PDBsum entry 4znb

Hydrolase

PDB id: 4znb

Contents

Protein chains

227 a.a. *

Metals

_NA ×2

_ZN ×2

Waters ×102

* Residue conservation analysis

PDB id:

4znb

Name:

Hydrolase

Title:

Metallo-beta-lactamase (c181s mutant)

Structure:

Metallo-beta-lactamase. Chain: a, b. Synonym: class b beta-lactamase. Engineered: yes. Mutation: yes

Source:

Bacteroides fragilis. Organism_taxid: 817. Variant: clinical isolate qmcn3. Gene: ccra3 (without signal sequence. Expressed in: escherichia coli bl21(de3). Expression_system_taxid: 469008.

Resolution:

2.65Å R-factor: 0.173 R-free: 0.250

Authors:

Z.Li,O.Herzberg

Key ref:

Z.Li et al. (1999). Structural consequences of the active site substitution Cys181 ==> Ser in metallo-beta-lactamase from Bacteroides fragilis. Protein Sci, 8, 249-252. PubMed id: 10210203 DOI: 10.1110/ps.8.1.249

Date:

20-Oct-98 Release date: 08-Jun-99

Protein chains

P25910  (BLAB_BACFG) -  Metallo-beta-lactamase type 2 from Bacteroides fragilis

Seq: 249 a.a.

Struc: 227 a.a.*

* PDB and UniProt seqs differ at 4 residue positions (black crosses)

Enzyme reactions

• Enzyme class: E.C.3.5.2.6 - beta-lactamase.
• Pathway: Penicillin Biosynthesis and Metabolism
• Reaction: a beta-lactam + H2O = a substituted beta-amino acid
• Cofactor: Zn(2+)

DOI no: 10.1110/ps.8.1.249

Protein Sci 8:249-252 (1999)

PubMed id: 10210203

Structural consequences of the active site substitution Cys181 ==> Ser in metallo-beta-lactamase from Bacteroides fragilis.

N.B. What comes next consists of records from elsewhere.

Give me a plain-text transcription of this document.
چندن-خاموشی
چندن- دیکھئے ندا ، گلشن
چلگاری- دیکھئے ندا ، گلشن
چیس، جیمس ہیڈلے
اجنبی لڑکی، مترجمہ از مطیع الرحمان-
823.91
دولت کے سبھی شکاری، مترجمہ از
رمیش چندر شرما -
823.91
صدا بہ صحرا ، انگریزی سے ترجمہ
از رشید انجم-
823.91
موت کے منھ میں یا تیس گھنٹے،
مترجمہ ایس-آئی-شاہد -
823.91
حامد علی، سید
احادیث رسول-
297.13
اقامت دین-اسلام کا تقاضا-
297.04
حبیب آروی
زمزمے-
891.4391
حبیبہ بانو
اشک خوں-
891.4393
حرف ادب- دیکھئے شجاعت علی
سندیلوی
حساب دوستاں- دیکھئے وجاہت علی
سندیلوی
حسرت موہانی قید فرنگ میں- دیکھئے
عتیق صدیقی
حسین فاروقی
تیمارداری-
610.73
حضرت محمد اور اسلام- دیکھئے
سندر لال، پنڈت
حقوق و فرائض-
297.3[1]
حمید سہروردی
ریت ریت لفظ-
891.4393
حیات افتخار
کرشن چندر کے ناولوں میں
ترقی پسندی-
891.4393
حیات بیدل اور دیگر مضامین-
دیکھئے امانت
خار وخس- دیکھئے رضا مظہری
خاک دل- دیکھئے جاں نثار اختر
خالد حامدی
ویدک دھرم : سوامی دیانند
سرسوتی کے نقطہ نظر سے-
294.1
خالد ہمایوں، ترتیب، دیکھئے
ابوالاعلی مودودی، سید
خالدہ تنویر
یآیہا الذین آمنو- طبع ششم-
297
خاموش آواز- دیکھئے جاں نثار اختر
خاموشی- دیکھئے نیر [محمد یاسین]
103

Z.Li, B.A.Rasmussen, O.Herzberg.

ABSTRACT

The metallo-beta-lactamases require divalent cations such as zinc or cadmium for hydrolyzing the amide bond of beta-lactam antibiotics. The crystal structure of the Zn2+ -bound enzyme from Bacteroides fragilis contains a binuclear zinc center in the active site. A hydroxide, coordinated to both zinc atoms, is proposed as the moiety that mounts the nucleophilic attack on the carbonyl carbon atom of the beta-lactam bond of the substrate. It was previously reported that the replacement of the active site Cys181 by a serine residue severely impaired catalysis while atomic absorption measurements indicated that binding of the two zinc ions remained intact. Contradicting data emerge from recent mass spectrometry results, which show that only a single zinc ion binds to the C181S metallo-beta-lactamase. In the current study, the C181S mutant enzyme was examined at the atomic level by determining the crystal structure at 2.6 A resolution. The overall structure of the mutant enzyme is the same as that of the wild-type enzyme. At the mutation site, the side chain of Ser181 occupies the same position as that of the side chain of Cys181 in the wild-type protein. One zinc ion, Zn1, is present in the crystal structure; however, the site of the second zinc ion, Zn2 is unoccupied. A water molecule is associated with Zn1, reminiscent of the hydroxide seen in the structure of the wild-type enzyme but farther from the metal. The position of the water molecule is off the plane of the carboxylate group of Asp103; therefore, the water molecule may be less nucleophilic than a water molecule which is coplanar with the carboxylate group.